The UK's biggest COVID-19 vaccine project, currently being tested by the University of Oxford, has shown some promising results in a small study with monkeys.
Researchers involved with the ChAdOx1 nCoV-19 trials said the vaccine had shown signs of priming the rhesus macaque monkeys' immune systems to fend off the deadly virus and showed no indications of adverse effects.
According to the study, which is yet to be peer-reviewed, a single vaccination dose was also effective in preventing damage to the lungs organs that can be severely affected by the virus.
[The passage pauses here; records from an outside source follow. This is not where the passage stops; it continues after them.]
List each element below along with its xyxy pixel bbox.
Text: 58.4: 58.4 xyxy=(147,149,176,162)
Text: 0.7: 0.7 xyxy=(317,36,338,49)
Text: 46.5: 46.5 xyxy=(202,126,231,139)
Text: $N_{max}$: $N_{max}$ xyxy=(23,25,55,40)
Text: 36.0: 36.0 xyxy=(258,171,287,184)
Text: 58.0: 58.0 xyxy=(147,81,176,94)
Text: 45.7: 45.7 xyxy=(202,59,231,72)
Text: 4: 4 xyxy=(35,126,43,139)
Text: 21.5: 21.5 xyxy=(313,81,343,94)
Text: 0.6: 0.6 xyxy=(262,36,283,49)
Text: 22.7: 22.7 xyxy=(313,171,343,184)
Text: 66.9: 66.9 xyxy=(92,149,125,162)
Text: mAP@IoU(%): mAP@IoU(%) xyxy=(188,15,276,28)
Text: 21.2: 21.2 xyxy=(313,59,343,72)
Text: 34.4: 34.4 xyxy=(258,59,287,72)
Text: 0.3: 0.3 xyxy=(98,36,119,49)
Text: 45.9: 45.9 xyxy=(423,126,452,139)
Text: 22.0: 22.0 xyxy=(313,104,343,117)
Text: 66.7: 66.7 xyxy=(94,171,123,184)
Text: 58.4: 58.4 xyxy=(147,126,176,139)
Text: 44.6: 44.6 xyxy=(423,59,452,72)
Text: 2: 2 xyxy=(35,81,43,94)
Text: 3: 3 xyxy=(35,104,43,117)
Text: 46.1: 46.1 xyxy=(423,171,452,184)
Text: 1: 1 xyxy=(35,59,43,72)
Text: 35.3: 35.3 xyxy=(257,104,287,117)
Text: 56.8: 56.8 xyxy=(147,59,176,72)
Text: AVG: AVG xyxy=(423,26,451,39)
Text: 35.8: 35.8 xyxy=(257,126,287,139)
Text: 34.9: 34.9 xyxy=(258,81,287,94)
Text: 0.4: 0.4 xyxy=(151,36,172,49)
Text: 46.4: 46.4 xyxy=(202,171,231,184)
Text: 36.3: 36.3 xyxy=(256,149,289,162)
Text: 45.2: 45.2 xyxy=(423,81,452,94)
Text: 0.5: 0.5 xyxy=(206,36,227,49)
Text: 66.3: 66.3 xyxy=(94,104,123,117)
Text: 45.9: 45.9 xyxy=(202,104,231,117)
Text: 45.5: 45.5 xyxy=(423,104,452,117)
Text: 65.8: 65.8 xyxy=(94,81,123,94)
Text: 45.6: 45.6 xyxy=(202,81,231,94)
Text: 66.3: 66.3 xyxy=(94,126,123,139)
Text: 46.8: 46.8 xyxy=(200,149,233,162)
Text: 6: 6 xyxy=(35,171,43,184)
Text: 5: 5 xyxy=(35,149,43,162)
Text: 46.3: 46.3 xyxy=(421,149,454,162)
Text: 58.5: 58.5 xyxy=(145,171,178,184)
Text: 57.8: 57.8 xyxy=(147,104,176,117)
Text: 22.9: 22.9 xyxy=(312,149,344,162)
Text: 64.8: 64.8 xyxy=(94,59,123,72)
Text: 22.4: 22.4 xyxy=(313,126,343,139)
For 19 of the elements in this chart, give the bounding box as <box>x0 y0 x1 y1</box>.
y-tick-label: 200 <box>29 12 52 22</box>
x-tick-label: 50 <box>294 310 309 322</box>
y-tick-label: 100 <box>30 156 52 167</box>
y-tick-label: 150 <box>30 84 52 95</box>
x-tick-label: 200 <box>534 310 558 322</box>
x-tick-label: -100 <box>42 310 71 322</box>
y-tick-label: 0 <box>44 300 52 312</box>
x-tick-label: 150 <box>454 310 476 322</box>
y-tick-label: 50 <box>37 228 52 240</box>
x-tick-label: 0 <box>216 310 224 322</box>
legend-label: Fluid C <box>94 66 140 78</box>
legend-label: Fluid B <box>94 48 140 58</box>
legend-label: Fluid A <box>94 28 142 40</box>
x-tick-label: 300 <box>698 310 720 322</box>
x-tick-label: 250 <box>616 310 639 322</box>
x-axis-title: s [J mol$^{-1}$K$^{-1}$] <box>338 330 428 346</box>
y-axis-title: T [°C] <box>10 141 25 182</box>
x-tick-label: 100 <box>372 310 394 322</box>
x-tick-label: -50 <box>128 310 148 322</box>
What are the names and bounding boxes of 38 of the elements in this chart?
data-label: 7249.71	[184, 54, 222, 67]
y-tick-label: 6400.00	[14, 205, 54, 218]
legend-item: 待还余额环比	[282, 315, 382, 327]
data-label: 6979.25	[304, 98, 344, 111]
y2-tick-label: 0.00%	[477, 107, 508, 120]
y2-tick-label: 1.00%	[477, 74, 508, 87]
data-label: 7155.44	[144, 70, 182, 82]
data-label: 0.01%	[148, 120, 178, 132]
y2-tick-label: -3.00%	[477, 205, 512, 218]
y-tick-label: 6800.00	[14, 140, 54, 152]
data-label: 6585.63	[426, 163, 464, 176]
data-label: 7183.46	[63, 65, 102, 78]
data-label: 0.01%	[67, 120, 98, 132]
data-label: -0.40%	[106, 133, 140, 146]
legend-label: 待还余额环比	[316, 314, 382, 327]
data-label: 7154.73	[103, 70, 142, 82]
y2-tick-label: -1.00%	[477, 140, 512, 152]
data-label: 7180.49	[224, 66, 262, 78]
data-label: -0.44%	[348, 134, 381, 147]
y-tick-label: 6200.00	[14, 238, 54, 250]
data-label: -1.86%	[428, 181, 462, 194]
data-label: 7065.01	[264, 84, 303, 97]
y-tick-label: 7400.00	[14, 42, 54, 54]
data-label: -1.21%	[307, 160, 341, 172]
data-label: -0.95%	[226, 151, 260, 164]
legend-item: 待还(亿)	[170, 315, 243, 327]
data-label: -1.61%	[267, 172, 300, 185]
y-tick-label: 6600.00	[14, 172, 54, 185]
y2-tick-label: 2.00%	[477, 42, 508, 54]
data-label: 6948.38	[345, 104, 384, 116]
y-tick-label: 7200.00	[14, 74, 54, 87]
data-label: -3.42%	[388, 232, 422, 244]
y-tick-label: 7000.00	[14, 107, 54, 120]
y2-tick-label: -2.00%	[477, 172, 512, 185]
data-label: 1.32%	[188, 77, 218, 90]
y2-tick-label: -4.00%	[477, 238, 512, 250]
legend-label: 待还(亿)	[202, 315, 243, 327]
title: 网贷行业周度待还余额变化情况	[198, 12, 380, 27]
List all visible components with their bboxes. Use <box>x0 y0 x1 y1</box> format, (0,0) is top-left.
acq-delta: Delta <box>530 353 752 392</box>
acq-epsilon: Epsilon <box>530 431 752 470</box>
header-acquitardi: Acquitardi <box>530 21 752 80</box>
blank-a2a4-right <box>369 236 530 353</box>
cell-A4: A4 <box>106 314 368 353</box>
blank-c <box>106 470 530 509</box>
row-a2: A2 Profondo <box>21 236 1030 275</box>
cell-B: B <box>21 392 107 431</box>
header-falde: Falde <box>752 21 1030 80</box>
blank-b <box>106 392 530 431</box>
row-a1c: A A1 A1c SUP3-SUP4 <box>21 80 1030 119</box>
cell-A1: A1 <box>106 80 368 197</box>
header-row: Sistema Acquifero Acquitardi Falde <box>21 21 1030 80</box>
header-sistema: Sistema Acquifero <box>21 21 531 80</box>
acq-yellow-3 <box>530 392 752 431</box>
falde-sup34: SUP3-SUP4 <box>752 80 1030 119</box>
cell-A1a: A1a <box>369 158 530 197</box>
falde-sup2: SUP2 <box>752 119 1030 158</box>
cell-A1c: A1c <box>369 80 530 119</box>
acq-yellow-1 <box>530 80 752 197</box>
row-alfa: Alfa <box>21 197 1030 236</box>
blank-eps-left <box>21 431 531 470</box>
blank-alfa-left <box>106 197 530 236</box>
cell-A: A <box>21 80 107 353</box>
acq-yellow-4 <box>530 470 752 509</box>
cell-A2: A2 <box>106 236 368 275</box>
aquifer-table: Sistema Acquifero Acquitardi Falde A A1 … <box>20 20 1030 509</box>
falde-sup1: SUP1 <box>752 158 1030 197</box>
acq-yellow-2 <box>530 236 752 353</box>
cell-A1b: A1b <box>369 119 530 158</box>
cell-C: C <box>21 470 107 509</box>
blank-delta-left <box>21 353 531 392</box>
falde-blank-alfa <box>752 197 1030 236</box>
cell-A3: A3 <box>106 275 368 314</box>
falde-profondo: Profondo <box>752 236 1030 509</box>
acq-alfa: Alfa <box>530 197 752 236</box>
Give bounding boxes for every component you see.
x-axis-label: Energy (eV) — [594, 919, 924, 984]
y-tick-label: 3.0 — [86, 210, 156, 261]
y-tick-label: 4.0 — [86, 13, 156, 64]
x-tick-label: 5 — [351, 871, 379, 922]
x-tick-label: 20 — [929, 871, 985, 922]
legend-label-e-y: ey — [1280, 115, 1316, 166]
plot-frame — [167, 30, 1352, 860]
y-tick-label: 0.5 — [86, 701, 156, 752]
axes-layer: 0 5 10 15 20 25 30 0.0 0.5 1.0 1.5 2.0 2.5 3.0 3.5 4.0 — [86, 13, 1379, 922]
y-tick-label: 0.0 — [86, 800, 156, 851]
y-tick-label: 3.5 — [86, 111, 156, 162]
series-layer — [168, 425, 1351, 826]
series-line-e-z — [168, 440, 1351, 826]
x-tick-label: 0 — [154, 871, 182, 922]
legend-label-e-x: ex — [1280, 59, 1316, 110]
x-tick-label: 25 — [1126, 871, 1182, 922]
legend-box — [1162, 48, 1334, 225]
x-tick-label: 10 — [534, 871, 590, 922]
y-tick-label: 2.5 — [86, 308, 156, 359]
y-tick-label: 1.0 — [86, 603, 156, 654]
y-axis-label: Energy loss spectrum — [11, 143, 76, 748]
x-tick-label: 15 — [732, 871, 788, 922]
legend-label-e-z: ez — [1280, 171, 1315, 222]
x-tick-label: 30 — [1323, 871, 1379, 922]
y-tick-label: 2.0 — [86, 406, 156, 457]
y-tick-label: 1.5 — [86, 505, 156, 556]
"A single vaccination with ChAdOx1 nCoV-19 induced a humoral and cellular immune response in rhesus macaques," the authors said.
"We observed a significantly reduced viral load in bronchoalveolar lavage fluid and respiratory tract tissue of vaccinated animals challenged with SARS-CoV-2 (COVID-19) compared with control animals, and no pneumonia was observed in vaccinated rhesus macaques," they said.
The researchers found that after being exposed to high levels of the novel coronavirus, none of the six monkeys that were given the vaccine developed viral pneumonia. Also, there was no sign that the vaccine had made the animals more vulnerable.
The development has been welcomed as encouraging signs for a vaccine currently undergoing human trials but experts warn that it remains to be seen if it is as effective in humans.
"These results support the ongoing clinical trial of the vaccine in humans, the results of which are eagerly awaited," said Dr Penny Ward, visiting professor in pharmaceutical medicine at King's College London.
Sarah Gilbert, professor of vaccinology at the University of Oxford's Jenner Institute who is leading the research, has previously said she has a "high degree of confidence" in the vaccine.
"Of course, we have to test it and get data from humans. We have to demonstrate it actually works and stops people getting infected with coronavirus before using the vaccine in the wider population," she said.
British drugs giant AstraZeneca has struck up a "landmark partnership" with the Oxford University team and said that 100 million doses could be made by the end of the year if the trials prove successful.
"We're now starting to wait for an advocacy signal to see whether people who've been vaccinated don't get the disease, so that's the next step," said John Bell, professor of medicine at the University of Oxford.
However, the team is faced with the risk that there may not be enough active disease in the community for the participants to catch it naturally, calculations around which remain ongoing as the human trials progress in regions of the UK.
If the trial is successful in the UK, the Oxford team will approach scientists in the Kenya Medical Research Institute (KEMRI) and will approach the government of Kenya for permission to evaluate in Kenya.
"We also want to make sure that the rest of the world will be ready to make this vaccine at scale so that it gets to populations in developing countries, for example, where the need is very great," Bell said.
Meanwhile, it is hoped that results from the first human trials could be available by next month after healthcare workers on the frontlines of the pandemic were among those in the first batch of the trials in the UK.
The UK is the third worst-hit country in the world with 234,441 coronavirus cases. The US tops the chart with 1,417,889 cases, followed by Russia at 252,245.
The deadly virus has so far claimed 33,693 lives in the UK.